LEAP a ajouté, pour la fin de 2008, la déroute des caisses de retraite à son scénario de crise systémique mondiale. Et le plongeon des États-Unis et du Royaume-Uni dans une possible situation de défaut de paiement au troisième trimestre de 2009. Quant aux interventions massives des banques centrales, elles ne faisaient que préparer la prochaine explosion du marché des produits financiers dérivés, qui représente une grosse bulle de 500 000 milliards $US.

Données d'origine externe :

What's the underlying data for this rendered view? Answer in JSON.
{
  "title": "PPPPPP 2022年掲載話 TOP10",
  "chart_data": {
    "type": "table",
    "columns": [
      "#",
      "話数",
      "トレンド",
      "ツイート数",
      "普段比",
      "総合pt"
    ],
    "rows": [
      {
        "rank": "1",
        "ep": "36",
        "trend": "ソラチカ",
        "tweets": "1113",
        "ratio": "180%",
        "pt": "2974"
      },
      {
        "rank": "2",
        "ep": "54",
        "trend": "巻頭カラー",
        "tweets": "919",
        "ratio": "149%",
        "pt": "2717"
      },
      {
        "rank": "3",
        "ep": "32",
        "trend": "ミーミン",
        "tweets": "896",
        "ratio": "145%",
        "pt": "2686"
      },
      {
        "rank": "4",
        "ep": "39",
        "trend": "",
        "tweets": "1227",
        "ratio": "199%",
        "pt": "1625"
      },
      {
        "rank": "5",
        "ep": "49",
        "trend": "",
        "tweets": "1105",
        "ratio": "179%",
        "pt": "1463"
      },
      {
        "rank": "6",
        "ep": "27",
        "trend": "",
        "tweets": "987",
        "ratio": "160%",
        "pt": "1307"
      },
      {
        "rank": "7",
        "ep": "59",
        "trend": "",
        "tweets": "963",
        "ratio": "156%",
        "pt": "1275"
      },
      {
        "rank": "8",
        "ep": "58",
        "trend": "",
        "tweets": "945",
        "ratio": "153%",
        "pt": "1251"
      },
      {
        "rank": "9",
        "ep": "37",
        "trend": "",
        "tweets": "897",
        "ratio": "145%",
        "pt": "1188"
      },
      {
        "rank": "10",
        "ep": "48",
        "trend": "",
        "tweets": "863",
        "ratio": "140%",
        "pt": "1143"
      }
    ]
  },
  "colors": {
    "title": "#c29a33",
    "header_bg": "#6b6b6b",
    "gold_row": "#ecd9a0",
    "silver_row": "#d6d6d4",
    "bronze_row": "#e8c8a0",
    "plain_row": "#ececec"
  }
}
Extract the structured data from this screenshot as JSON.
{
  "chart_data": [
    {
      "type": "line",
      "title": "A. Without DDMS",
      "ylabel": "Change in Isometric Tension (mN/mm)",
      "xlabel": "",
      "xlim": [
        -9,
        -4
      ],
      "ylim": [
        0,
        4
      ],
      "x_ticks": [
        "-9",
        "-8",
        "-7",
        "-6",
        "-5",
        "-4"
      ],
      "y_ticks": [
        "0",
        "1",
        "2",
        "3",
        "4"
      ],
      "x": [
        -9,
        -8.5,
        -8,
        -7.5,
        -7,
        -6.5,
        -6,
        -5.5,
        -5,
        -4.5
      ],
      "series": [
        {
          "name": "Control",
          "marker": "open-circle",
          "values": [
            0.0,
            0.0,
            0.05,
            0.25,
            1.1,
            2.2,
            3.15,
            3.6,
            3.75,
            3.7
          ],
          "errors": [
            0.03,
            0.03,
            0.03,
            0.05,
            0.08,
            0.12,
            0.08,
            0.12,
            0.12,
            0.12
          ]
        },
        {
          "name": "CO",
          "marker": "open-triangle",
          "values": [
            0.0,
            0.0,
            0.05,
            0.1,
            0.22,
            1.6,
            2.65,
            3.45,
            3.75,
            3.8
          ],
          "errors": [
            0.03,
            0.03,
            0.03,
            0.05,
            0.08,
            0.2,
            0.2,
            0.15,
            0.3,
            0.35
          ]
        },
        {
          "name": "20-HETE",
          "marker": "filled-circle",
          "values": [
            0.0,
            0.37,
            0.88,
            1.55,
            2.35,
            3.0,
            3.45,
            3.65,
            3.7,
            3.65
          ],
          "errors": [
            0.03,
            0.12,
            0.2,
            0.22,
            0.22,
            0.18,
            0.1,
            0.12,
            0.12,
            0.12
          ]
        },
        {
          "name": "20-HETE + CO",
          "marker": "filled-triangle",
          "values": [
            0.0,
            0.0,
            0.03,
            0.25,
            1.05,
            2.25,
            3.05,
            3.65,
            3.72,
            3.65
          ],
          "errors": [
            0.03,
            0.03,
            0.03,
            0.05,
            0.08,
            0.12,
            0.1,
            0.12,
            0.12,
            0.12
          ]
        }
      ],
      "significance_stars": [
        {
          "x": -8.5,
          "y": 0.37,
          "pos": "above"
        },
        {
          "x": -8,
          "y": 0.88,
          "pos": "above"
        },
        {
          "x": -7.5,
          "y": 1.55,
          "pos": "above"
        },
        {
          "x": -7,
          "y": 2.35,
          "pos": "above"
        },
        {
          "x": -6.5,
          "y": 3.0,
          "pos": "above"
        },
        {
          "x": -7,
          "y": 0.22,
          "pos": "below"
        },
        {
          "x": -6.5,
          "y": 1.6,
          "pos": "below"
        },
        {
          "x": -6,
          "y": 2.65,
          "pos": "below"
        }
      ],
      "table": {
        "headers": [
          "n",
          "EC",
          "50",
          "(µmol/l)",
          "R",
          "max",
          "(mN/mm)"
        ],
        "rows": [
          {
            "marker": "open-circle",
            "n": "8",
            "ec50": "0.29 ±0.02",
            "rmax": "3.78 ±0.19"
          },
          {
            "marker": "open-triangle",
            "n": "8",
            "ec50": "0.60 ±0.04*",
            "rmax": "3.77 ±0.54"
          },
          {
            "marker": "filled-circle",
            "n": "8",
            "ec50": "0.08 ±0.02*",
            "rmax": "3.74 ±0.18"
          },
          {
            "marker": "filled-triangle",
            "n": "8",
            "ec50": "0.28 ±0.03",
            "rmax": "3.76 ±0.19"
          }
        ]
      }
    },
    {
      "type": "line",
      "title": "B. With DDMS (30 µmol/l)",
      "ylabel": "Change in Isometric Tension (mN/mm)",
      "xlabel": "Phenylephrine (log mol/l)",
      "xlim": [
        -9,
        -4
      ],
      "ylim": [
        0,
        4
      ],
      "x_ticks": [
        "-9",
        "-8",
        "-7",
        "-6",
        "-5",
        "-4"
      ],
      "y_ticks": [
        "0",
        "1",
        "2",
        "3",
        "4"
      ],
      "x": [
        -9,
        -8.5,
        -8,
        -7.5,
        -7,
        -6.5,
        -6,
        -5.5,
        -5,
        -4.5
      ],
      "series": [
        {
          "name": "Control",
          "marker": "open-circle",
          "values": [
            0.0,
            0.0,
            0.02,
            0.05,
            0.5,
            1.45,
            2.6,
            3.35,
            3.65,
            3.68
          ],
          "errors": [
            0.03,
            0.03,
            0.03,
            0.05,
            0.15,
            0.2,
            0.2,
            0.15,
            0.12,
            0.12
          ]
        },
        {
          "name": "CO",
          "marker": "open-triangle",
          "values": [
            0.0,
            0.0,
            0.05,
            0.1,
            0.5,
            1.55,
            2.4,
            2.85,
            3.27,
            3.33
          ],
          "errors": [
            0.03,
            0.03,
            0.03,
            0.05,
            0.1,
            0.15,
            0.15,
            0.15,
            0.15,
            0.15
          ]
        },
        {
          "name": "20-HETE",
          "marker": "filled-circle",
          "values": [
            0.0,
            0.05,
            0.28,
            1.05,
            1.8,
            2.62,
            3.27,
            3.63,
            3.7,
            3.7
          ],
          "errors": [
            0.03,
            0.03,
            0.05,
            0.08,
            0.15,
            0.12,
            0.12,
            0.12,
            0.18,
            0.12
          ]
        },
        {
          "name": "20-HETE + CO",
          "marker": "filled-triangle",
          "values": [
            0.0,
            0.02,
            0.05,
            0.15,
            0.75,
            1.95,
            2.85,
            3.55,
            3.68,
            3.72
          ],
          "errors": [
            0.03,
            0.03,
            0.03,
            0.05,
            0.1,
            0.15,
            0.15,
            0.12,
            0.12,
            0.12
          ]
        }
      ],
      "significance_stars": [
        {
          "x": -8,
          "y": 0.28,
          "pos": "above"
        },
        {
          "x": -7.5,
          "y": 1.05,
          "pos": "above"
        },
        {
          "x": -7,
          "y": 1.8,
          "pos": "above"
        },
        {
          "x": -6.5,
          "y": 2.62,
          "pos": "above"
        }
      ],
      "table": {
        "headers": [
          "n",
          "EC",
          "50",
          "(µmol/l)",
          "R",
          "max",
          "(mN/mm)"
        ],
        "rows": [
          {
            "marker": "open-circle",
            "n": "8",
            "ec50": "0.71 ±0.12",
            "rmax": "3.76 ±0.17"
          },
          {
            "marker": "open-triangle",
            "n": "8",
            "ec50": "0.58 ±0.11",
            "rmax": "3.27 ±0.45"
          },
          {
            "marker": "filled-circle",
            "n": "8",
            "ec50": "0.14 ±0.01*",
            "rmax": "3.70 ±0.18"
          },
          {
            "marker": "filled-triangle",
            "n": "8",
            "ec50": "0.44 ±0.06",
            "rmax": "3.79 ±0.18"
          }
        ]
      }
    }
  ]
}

Si, au début de 2008, on ne voyait pas encore apparaître sur cette trame apocalyptique la crise grecque, et les risques d'explosion de la zone euro, l'on a ajouté depuis à la séquence initiale une dislocation géopolitique mondiale avec un risque de guerre civile. Et l'on met en exergue l'«isolement tragique» d'un Royaume-Uni affaibli politiquement par un gouvernement de coalition. Pour l'équipe de LEAP/E2020, le Royaume-Uni devra se débattre dans une crise historique à partir de cet été, plus isolé que jamais.
Par ailleurs, LEAP 2020 anticipait un éclatement d'une bulle immobilière, devenue généralisée, en 2015. Ce sera désormais pour 2012.